– Je me souviens vaguement de mon expulsion du Big Bang,
et de ce naufrage sur cette planète
dont l’attraction chargée de gravité m’a fixé là sur ce récif,
plombant ce qu’est mon âme et ma mémoire.
Intégré de fait à cet astre et son milieu,
je prêche depuis, inapparent, pour des terriens qui s’agitent
dans le clair-obscur de leurs incertitudes ;
et d’une vigueur teintée de fièvre, je propage, je prône,
je combine, je prescris et suggère dans les consciences ;
l’élixir de l’éveil à ces êtres errant de leur orgueil, et qui,
entre les ombres et les éclairs,
cherchent sous les cendres du devenir,
un sens à leurs destins.
Pour s’adresser aux cieux,
je les ai vu naguère empiler les pierres de l’allégeance,
et maçonner sur les piliers de leurs croyances,
des édifices sacrés à la gloire de leurs messies,
et j’entends depuis,
des hymnes résonner sur ces murailles de pénitence,
et les louanges qui s’évaporent en traversant les voûtes.
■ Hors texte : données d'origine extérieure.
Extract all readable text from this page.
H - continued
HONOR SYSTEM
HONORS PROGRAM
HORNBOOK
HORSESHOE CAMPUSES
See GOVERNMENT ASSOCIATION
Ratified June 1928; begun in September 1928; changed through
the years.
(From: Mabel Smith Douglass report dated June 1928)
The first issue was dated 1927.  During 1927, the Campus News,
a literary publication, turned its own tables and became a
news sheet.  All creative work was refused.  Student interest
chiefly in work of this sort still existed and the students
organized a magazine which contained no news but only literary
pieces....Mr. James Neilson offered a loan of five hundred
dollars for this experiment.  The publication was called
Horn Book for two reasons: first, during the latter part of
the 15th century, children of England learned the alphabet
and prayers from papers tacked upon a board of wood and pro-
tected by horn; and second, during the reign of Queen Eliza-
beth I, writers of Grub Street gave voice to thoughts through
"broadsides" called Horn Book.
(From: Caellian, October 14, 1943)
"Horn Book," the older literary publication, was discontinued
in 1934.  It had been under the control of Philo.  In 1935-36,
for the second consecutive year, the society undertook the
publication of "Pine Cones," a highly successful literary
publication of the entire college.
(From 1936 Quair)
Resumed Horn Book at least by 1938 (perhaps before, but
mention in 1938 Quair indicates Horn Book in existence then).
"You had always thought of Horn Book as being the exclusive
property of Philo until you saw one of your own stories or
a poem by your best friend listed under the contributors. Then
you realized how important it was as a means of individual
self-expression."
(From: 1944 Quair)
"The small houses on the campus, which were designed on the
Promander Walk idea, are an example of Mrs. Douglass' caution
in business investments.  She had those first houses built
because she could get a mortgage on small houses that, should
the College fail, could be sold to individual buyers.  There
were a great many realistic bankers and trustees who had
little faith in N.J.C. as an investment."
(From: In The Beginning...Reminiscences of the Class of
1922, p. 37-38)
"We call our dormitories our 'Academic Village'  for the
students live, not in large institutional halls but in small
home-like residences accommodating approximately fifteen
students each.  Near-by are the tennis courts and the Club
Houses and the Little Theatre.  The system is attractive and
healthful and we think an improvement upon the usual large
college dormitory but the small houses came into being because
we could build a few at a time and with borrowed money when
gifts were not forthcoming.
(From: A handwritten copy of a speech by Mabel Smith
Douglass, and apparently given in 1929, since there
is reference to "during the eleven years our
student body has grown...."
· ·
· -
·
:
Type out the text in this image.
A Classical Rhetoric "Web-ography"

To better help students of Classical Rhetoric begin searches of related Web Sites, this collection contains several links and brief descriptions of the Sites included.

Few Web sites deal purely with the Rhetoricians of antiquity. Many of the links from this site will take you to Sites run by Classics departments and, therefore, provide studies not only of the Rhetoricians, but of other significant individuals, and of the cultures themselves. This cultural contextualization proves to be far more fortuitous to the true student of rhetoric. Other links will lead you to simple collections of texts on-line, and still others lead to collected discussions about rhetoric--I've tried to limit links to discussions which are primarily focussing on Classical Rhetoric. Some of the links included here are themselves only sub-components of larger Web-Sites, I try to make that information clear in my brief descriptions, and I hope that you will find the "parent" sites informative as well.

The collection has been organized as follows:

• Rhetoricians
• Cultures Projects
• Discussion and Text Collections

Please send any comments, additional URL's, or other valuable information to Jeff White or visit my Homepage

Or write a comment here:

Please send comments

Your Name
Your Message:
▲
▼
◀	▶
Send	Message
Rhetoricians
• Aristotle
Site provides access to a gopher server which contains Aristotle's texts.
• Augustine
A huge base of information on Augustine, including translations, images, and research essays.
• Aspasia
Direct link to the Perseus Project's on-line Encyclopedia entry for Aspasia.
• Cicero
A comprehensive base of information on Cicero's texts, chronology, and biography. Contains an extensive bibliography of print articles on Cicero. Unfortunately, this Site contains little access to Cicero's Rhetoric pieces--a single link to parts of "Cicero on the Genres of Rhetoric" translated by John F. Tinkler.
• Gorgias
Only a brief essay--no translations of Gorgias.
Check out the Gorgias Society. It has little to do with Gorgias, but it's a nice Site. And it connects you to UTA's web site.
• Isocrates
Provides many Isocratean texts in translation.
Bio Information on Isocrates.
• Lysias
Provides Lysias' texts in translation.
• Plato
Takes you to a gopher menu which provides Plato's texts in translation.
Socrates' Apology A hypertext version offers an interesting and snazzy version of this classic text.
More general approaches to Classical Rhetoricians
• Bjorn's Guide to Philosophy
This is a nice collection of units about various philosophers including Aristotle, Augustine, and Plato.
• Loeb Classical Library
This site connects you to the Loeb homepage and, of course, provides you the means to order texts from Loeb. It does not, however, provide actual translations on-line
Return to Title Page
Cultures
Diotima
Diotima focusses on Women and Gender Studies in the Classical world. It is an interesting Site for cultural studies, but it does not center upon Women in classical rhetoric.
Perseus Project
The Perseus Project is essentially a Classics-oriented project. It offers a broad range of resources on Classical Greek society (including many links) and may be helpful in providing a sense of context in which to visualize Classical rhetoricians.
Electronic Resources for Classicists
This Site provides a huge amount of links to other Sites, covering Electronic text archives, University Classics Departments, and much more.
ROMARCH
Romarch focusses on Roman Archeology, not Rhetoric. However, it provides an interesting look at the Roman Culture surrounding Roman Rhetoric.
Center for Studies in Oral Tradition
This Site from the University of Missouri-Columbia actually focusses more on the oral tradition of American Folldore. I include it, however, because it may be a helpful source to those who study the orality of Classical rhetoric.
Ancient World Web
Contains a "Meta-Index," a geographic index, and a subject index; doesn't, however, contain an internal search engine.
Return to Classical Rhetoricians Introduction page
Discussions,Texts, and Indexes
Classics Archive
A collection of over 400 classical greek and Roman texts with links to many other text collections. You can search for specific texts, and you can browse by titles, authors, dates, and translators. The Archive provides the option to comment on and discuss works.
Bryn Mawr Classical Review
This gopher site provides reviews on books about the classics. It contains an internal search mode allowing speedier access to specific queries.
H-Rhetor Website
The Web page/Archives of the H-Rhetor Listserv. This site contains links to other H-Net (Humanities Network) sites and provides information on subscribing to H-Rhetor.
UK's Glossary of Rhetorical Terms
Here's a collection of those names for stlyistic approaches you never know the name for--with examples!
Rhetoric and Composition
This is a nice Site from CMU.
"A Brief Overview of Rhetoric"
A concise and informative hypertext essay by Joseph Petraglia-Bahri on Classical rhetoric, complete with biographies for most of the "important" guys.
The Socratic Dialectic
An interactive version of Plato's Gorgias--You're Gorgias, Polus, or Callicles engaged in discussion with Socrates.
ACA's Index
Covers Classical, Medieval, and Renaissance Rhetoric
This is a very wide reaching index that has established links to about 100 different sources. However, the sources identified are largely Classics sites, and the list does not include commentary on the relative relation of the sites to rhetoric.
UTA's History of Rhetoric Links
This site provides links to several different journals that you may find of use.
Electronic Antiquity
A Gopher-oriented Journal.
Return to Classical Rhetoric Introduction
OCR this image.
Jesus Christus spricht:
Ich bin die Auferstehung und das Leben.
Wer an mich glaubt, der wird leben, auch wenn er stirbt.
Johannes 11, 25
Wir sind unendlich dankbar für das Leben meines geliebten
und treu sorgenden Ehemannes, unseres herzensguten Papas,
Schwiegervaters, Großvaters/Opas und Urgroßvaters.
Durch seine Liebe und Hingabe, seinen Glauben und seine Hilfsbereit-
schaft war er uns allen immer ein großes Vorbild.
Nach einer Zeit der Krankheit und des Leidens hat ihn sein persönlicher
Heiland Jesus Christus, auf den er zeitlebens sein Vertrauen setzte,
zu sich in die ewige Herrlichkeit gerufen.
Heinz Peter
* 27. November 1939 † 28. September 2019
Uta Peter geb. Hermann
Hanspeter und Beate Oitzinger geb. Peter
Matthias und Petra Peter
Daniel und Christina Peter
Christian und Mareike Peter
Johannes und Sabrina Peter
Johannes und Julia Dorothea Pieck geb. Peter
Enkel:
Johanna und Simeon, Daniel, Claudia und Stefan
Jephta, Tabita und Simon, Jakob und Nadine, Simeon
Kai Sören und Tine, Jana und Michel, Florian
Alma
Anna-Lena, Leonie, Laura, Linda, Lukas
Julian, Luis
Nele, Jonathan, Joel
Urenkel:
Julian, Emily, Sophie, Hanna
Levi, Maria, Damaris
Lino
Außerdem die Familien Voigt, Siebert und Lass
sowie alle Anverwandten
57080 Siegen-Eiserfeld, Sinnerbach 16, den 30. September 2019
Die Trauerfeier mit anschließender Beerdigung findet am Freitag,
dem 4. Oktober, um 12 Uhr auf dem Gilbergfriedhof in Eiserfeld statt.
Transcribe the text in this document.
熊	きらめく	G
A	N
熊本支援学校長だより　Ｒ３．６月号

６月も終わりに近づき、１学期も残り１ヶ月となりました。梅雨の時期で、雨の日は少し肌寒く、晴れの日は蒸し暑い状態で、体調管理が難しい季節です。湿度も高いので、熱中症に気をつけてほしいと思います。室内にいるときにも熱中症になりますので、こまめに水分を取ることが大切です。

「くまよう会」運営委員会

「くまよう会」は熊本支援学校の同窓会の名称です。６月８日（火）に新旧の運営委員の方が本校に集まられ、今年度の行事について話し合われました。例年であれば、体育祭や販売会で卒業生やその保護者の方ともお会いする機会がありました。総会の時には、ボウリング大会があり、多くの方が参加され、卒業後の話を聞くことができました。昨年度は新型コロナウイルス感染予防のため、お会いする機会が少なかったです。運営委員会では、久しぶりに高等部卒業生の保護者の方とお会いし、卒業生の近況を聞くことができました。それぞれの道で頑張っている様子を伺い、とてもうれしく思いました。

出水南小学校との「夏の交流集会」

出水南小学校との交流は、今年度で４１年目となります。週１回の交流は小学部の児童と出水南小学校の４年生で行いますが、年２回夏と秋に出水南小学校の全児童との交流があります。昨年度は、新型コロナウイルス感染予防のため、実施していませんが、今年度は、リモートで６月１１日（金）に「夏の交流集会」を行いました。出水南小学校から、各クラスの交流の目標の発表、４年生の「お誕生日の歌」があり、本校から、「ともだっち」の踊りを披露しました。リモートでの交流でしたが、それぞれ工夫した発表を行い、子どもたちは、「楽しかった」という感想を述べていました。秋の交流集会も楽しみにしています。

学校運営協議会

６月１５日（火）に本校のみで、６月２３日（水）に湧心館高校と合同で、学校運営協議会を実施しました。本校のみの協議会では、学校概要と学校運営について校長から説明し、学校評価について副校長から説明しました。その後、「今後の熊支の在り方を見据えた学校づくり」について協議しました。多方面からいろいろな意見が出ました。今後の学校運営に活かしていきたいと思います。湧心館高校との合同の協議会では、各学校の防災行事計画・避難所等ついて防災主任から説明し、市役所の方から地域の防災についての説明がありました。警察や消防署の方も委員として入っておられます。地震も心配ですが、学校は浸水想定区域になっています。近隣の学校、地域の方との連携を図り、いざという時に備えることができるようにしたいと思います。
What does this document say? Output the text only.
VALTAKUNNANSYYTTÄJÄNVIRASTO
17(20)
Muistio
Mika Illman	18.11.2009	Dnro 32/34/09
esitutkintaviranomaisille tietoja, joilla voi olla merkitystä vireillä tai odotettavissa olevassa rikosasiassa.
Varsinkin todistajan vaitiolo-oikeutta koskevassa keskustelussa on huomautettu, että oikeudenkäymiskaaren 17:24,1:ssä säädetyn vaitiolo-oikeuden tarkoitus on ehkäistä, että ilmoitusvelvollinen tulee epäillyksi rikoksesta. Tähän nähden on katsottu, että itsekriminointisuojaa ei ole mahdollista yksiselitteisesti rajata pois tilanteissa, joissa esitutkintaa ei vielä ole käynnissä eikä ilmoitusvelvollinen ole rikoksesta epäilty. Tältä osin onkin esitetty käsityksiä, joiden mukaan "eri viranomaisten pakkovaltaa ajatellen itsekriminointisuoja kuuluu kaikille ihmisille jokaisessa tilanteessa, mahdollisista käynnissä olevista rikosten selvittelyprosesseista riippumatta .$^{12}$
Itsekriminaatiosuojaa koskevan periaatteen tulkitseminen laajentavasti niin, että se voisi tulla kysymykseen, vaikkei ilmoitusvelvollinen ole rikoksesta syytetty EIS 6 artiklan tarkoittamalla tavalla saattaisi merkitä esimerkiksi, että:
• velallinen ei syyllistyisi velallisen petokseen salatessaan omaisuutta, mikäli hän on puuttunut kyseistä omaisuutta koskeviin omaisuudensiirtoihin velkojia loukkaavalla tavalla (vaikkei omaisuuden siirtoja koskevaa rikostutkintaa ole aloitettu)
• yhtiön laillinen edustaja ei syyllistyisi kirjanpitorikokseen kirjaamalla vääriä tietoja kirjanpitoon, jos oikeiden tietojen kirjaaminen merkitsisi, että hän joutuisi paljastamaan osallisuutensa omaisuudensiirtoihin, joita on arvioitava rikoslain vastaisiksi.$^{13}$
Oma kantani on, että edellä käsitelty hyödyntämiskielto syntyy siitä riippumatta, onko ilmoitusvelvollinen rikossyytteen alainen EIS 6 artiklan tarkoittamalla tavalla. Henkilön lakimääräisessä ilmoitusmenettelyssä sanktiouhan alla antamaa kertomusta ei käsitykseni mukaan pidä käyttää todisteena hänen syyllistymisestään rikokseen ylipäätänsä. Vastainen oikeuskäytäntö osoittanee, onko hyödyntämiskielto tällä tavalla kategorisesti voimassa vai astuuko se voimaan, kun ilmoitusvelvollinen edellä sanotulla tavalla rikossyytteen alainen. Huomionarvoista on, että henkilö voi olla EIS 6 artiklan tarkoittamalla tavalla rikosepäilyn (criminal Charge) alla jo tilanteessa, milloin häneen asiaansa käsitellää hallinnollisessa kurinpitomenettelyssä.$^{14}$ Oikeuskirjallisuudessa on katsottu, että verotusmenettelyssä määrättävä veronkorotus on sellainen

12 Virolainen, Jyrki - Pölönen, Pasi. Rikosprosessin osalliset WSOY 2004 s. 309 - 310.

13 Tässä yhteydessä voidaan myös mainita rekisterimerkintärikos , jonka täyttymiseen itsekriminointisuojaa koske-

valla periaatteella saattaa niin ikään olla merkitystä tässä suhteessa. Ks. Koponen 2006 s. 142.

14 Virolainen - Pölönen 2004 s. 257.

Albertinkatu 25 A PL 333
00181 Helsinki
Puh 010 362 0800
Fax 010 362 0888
Alors je vois sous la bourrasque,
ces chants et ces prières divines
qui se diluent dans la désolation de l’éther,
j’entends dans le vide sidéral, abandonné et sans réponse,
le bruissement sourd des doléances qui restent vaines,
je vois des pupilles dilatées de piété,
attendant d’une aurore flamboyante
des places assises sur le strapontin de l’au-delà,
je vois ces êtres l’oreille en alerte,
ouïr de boulimie un signe des cieux,
et recevoir de Céleste, qu’un écho acouphène.
Je vois aussi ces damnés de l’espérance
échoués sur l’horizon des déceptions,
ils se drapent en pèlerins et sillonnent leurs émois
sur les sentiers de l’amertume pour oublier les doutes
et toute la charge humaine que portent leurs épaules ;
ils arpentent les grottes à miracles chaussés de leurs missels,
ils se balancent comme des automates sur des murs à lamenter,
ils se froissent, prosternés, sur des tapis tissés de révérence,
et pour éloigner les tourments,
d’autres brûlent courbés de ferveur,
quelques cierges cireux sur des autels en or,
je les vois, enivrés d’humilité réciter leurs complaintes,
mais en dépit de cette ardeur et malgré la dévotion ;
sous le joug du doute, je vois souvent se consumer la foi.
Ainsi j’ai vu le regard vitreux de la dernière échéance,
elle vient en brandissant sa faux,
souffler les bougies de l’espérance
et assombrir les rêves de ces béats disciples ;
et j’ai pu voir lugubres,
les derniers soubresauts de ces hères humiliés,
et leur substance se diluer loin des paradis promis.
Alors, de ce fait, je m’éloigne maintenant de cette sphère
sans avoir fait mûrir dans ces mémoires hermétiques,
le fruit acide de l’épilogue.
– Et ainsi,
entité du néant,
émissaire obscur,
messager du chaos,
ou archange du no future,
peut importe, car je viens, je vais, et j’irai,
de rendez-vous cosmiques
en vortex éthérés, dans tous les mondes qui furent,
qui sont, qui passent, et qui trépassent,
pour répandre encore, le suc amer de l’énigme,
et féconder ainsi les pénombres molles de ces consciences.